On the life front, I can now formally state I’m going back to the Emergency Department. Teaching this year led me to a place I don’t particularly wish to return to, of stress, feeling bleak, and feeling like I wasn’t able to serve the students. Rather than subject myself to another year of that I applied to my old place of work and they kindly gave me a job.

I’m hoping that I’ll get to return to doing some stuff with Transport Evolved, too, which would be cool.

In other, other news, my Macbook seems to be intent on dying. It’s taken to randomly switching itself off for no obvious reason (obviously, it’s decided to start doing this immediately after I bought it a new charger). I’ve put myself on the list for a Pinebook, which is certainly not meant to be a proper laptop replacement, but… the plan is to have an actual functional desktop (for video editing, if required…) and so hopefully this will just be my dinking box. Also, with luck, if I need something more beefy, for the time being I can run it on the media server.

Anyhow, hopefully my 9 year old Macbook will hang on a bit longer.

And that, my loves, is the news.

Well, that lasted a long time

So that last post may have been premature. We knew that there were potential problems with the house because of the structural / roof issues; what didn’t occur to us (until Kathryn talked to our mortgage broker today) is that me changing job would be a huge-ass problem.

Apparently, because I’m changing job, if I have a probationary period (which I do) they won’t lend to us until that’s over. So I’m going to call my new workplace tomorrow and beg/plead/politely request that they consider nixing the probationary period (I worked there before for 6 months, so I’m hoping they’ll consider this).

Otherwise, well, we’ll put the problem to our realtor – but actually we found out more stuff about the cost of putting a roof on that we’re willing to consider – and that may be enough of a crimp that we decide against it. But then there’s the joy of the fact that we can’t then look for a house until the end of the summer.

So, well, let’s see how this goes tomorrow.

Given how the past year and half has gone, I’m not feeling vastly optimistic.

Things may get less quiet around here.

Or more quiet. Who can say.

We’re looking at a house. We’ve had an offer accepted, but the survey (inspection) revealed some significant concerns. Well, really one significant concern that breaks down into a number of significant minor concerns.

Tomorrow, or possibly Tuesday, we go back to the sellers with our “fix these things” offer – and we’ll see if they’re happy to accept it.

If we get it, there’s actually a fair bit of work there. The electrics need updating, although that wasn’t obvious before hand, there’s some decorative work, and it needs a new bathroom. This is certainly no-where near the level we were at with the Bristol house, but it should be enough to keep me entertained through the summer.
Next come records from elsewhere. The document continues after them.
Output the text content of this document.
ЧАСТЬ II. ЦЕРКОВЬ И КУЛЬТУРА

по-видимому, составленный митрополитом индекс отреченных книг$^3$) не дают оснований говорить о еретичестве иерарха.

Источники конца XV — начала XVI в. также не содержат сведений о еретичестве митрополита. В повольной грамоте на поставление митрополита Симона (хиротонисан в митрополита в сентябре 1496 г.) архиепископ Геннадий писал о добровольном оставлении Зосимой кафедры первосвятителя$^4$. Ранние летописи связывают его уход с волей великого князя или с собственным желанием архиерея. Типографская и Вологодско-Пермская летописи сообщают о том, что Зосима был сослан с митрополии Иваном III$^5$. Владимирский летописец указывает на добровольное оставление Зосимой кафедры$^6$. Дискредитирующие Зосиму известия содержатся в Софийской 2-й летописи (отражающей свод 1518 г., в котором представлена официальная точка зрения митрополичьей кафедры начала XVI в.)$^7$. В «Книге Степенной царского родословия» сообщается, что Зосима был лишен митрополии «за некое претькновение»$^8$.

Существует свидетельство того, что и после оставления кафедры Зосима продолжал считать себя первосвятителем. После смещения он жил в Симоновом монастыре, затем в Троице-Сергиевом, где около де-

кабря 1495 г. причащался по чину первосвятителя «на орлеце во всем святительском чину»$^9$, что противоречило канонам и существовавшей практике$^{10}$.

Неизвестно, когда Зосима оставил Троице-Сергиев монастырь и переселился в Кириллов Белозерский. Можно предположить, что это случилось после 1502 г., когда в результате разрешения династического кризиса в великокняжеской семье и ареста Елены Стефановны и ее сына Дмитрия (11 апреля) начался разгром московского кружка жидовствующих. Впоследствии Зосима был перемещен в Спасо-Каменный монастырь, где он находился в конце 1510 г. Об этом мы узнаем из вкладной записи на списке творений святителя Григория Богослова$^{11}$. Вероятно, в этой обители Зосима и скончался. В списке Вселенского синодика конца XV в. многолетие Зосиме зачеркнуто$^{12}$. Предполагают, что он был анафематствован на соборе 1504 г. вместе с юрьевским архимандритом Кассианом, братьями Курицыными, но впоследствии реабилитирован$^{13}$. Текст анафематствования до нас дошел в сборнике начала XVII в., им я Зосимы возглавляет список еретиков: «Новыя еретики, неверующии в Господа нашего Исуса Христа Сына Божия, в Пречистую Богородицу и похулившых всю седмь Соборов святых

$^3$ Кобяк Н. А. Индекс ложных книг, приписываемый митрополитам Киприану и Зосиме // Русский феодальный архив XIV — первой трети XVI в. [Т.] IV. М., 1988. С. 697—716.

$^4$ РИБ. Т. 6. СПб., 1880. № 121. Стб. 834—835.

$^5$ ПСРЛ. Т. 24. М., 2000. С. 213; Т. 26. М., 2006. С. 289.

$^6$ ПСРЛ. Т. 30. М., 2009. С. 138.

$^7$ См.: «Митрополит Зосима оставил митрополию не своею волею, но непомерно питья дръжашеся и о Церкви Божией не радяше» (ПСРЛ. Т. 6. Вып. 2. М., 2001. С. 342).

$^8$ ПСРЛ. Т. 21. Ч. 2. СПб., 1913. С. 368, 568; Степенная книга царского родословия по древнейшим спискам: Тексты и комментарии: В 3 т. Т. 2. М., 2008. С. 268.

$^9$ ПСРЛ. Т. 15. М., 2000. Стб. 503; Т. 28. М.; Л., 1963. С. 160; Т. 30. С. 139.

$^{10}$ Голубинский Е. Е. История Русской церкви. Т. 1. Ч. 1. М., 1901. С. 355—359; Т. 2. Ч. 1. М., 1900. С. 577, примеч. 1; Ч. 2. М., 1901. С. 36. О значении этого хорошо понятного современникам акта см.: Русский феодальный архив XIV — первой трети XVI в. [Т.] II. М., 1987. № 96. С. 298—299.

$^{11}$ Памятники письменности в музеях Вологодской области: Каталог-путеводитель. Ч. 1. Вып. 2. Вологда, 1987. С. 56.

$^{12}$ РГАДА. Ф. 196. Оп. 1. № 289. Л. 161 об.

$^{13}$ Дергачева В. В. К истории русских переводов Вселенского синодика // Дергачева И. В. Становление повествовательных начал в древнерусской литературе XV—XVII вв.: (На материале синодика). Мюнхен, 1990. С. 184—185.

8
The other news is that I’m planning to change job. Back to nursing again. Not full time though.

Hopefully I’ll get back to feeling a bit more like myself, and a bit less like I’m wanting to weep through each day. I clearly am feeling a bit more like myself, because we went into a bookshop today (just B&N), and I ended up walking out with books and feeling pretty excited about some other ones that I didn’t end up getting.

This is a feeling that I’ve really missed. Excitement about things.

I’m not exactly sure what our future holds at the moment. We’re both pretty wrung out. But at least I’m feeling more like there is some future.